O presidente do país, Willam Ruto, anunciou a retirada do projeto de orçamento para 2024-25 que previa aumentos de impostos. O texto levou a uma onda de protestos no país que deixaram ao menos 22 mortos na terça-feira.
“Tendo ouvido atentamente o povo do país, que disse em alto e bom som que não quer ter nada a ver com esta lei financeira de 2024, inclino a minha cabeça e não assinarei a lei financeira de 2024, que será, portanto, retirada”, declarou William Ruto.
Após a apresentação ao Parlamento, em 13 de junho, do projeto de orçamento que prevê a introdução de novos impostos, surgiu no país um movimento denominado “Ocupar o Parlamento”, lançado nas redes sociais, que encontrou uma forte resposta entre a “geração Z” (jovens nascidos depois de 1997).

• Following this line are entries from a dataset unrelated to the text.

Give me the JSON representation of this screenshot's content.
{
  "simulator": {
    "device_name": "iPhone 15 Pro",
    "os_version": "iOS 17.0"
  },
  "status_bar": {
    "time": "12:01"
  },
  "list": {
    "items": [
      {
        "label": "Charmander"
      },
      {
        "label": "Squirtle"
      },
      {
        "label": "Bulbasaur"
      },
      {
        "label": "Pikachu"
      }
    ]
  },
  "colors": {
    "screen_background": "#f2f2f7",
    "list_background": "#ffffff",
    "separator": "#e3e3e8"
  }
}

A mobilização cresceu durante as duas primeiras manifestações pacíficas de 18 e 20 de junho e muitos quenianos seguiram os passos da juventude. O slogan anti-impostos tornou-se antigovernamental, com slogans como “Ruto deve ir embora”.
O governo anunciou, então, que estava abandonando a maior parte das novas medidas fiscais. Mas isto não dissuadiu os manifestantes, que denunciam um truque, que consiste em compensar a retirada de certas medidas por outras. Eles apontam, sobretudo, um aumento de 50% nos impostos sobre os combustíveis.
O descontentamento é ainda mais forte porque William Ruto foi eleito, em agosto de 2022, prometendo defender os mais pobres. No ano passado, seu governo já aumentou o imposto sobre o rendimento e as contribuições para a saúde e duplicou o IVA da gasolina.
Manifestações e invasão do Parlamento
O país despertou nesta quarta-feira em estado de choque devido à violência da véspera e a invasão do Parlamento, pela primeira vez na história do país independente desde 1963.
As tensões aumentaram durante a tarde na capital, Nairóbi, à medida que os manifestantes avançavam em direção ao Parlamento.
Segundo ONGs, a polícia disparou munições reais para tentar conter a multidão, o que forçou as barreiras de segurança na entrada do complexo que abriga a Assembleia Nacional e o Senado. Prédios foram saqueados e parcialmente queimados.
Saques também ocorreram em outros pontos da capital e em várias cidades do país. Prédios foram queimados em Eldoret, no Vale do Rift, reduto do presidente William Ruto.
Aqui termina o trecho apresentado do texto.